Devemos lembrar que uma das razões que levou Jules Ferry a propor as diversas leis sobre a laicidade na escola, enquanto ocupou o cargo de ministro da Instrução Pública na França, entre 1870 e 1882, foi o fato de que não-católicos não poderiam assumir postos de professor no Estado. Também CONDORCET (1994), ao propor a retirada da Igreja do controle da escola, lutava mais pelo direito de não-católicos de terem liberdade de exercício profissional do que propriamente contra a religião.
Este também foi o espírito da reforma brasileira. Ora, resta-nos então voltar ao ponto inicial: o conceito de laicidade. O princípio da laicidade é, ao mesmo tempo, o de afastamento da religião do domínio político e administrativo do Estado, e do respeito ao direito de cada cidadão de ter ou não ter uma convicção religiosa e de professá-la. Tem como ideal a igualdade na diversidade, o respeito às particularidades e a exclusão dos antagonismos.
Por igualdade na diversidade, entende-se o igual respeito a todas as religiões e àqueles que não professam nenhuma religião. O mesmo princípio se refere ao respeito às particularidades. A exclusão dos antagonismos reflete não apenas o respeito, mas principalmente a tolerância ao outro, suas crenças e práticas.

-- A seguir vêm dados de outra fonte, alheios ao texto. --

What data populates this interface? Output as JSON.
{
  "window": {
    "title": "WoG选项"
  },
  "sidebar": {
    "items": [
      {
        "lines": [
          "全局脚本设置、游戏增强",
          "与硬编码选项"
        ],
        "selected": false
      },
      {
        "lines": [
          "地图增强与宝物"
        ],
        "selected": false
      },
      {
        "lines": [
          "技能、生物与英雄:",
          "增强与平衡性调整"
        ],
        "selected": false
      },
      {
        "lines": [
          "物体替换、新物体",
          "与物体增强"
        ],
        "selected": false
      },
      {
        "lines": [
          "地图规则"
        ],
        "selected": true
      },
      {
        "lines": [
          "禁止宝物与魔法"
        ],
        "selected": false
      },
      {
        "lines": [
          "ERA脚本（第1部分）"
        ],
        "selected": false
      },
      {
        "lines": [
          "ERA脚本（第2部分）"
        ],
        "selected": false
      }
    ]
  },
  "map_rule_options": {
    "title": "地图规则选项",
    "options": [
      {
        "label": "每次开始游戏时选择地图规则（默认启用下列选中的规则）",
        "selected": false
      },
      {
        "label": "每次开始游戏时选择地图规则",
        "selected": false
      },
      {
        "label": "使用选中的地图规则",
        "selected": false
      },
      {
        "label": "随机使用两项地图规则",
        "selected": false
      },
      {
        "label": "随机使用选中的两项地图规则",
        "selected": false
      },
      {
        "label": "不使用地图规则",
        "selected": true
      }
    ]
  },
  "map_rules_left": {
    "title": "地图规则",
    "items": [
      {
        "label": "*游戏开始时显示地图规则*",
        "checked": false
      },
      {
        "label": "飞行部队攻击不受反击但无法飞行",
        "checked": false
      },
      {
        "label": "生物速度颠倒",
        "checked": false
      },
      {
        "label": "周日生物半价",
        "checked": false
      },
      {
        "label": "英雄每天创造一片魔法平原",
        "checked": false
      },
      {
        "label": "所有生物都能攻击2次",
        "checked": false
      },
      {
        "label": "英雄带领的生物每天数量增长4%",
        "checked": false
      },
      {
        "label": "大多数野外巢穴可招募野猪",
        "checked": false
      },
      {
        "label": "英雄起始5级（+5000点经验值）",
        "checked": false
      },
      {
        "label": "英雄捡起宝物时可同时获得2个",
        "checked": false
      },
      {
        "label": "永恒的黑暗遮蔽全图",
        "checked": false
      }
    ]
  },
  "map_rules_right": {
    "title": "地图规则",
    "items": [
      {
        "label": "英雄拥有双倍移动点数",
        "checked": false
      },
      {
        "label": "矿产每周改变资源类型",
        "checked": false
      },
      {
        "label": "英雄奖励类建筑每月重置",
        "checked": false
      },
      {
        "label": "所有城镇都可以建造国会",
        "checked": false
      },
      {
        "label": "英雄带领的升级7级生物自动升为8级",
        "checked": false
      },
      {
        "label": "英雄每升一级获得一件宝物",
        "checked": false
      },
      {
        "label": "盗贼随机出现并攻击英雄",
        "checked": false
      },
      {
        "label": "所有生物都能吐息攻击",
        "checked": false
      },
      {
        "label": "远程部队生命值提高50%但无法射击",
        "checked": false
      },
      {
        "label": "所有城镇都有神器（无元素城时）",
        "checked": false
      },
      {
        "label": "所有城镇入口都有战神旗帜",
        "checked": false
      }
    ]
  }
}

A laicidade une de forma indissociável a liberdade de consciência, fundada sobre a autonomia individual, ao princípio de igualdade entre os homens. É a garantia da liberdade de pensamento do homem-cidadão dentro de uma comunidade política, a garantia da liberdade de espírito e da liberdade do próprio Homem (MENASSEYRE 2003). É por esta razão que a declaração dos Direitos do Homem, da Revolução Francesa (1789) já afirmava dentre seus princípios: “ninguém pode ser perseguido por suas opiniões, mesmo religiosas”.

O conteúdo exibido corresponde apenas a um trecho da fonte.